What counts as a first-party signal in SourceMedium

Common examples include:
  • Website analytics/event streams (e.g., GA4, Elevar)
  • Landing page + referrer capture (including UTMs when present)
  • Checkout/order-level capture for UTMs (useful when browser tracking drops parameters)

Where first-party attribution shows up in SourceMedium

  • Last-click attribution (UTM-based): relies on UTMs/landing/referrer capture to assign the most recent touchpoint.
  • Multi-touch attribution (MTA): uses first-party purchase journeys (touchpoints) to model first touch, last touch, and linear attribution across the journey.

Common failure modes (and how to reduce them)

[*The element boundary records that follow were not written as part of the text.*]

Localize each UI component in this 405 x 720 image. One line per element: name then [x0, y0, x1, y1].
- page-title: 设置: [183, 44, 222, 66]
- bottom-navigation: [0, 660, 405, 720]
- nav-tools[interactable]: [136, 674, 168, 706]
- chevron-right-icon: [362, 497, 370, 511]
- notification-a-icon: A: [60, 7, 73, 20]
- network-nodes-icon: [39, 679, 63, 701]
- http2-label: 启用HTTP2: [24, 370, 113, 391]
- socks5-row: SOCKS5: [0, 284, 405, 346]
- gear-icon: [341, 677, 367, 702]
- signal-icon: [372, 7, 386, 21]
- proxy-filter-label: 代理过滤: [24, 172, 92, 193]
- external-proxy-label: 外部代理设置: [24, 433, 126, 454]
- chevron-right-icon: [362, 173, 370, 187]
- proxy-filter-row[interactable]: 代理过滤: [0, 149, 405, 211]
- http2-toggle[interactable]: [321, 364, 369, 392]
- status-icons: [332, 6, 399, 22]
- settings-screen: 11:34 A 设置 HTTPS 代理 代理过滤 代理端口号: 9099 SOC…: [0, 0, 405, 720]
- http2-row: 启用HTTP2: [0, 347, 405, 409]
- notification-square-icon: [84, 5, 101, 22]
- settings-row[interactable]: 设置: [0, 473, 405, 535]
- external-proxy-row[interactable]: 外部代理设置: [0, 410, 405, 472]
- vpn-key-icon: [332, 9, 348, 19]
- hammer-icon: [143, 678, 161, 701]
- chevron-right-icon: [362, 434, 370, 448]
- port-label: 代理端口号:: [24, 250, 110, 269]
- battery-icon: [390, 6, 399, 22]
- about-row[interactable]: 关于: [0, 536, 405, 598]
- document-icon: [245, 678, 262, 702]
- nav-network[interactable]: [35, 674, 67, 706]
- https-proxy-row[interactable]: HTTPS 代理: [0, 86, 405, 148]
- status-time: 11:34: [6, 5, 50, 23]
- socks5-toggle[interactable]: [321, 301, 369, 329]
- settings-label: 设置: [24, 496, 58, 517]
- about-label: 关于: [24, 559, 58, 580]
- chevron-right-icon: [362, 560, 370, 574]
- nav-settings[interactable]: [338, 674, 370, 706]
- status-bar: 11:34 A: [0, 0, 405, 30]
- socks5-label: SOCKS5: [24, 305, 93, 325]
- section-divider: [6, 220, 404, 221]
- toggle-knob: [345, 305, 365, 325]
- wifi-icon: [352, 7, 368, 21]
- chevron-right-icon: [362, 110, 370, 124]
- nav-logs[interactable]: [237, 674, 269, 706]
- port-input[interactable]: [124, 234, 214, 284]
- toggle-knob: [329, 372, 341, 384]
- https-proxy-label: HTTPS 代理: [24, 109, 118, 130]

  • (direct) / (none) growth: usually missing UTMs or UTMs being dropped during the journey (cross-domain/checkout).
  • Cross-domain/checkout breaks: customers move between domains or checkout flows and attribution context is lost.
  • Browser/privacy restrictions: ad blockers, iOS privacy features, and browser changes reduce client-side tracking reliability.
Start with consistent UTM setup, then ensure you are capturing data across both client-side (pixel) and server-side (API) inputs to maximize coverage.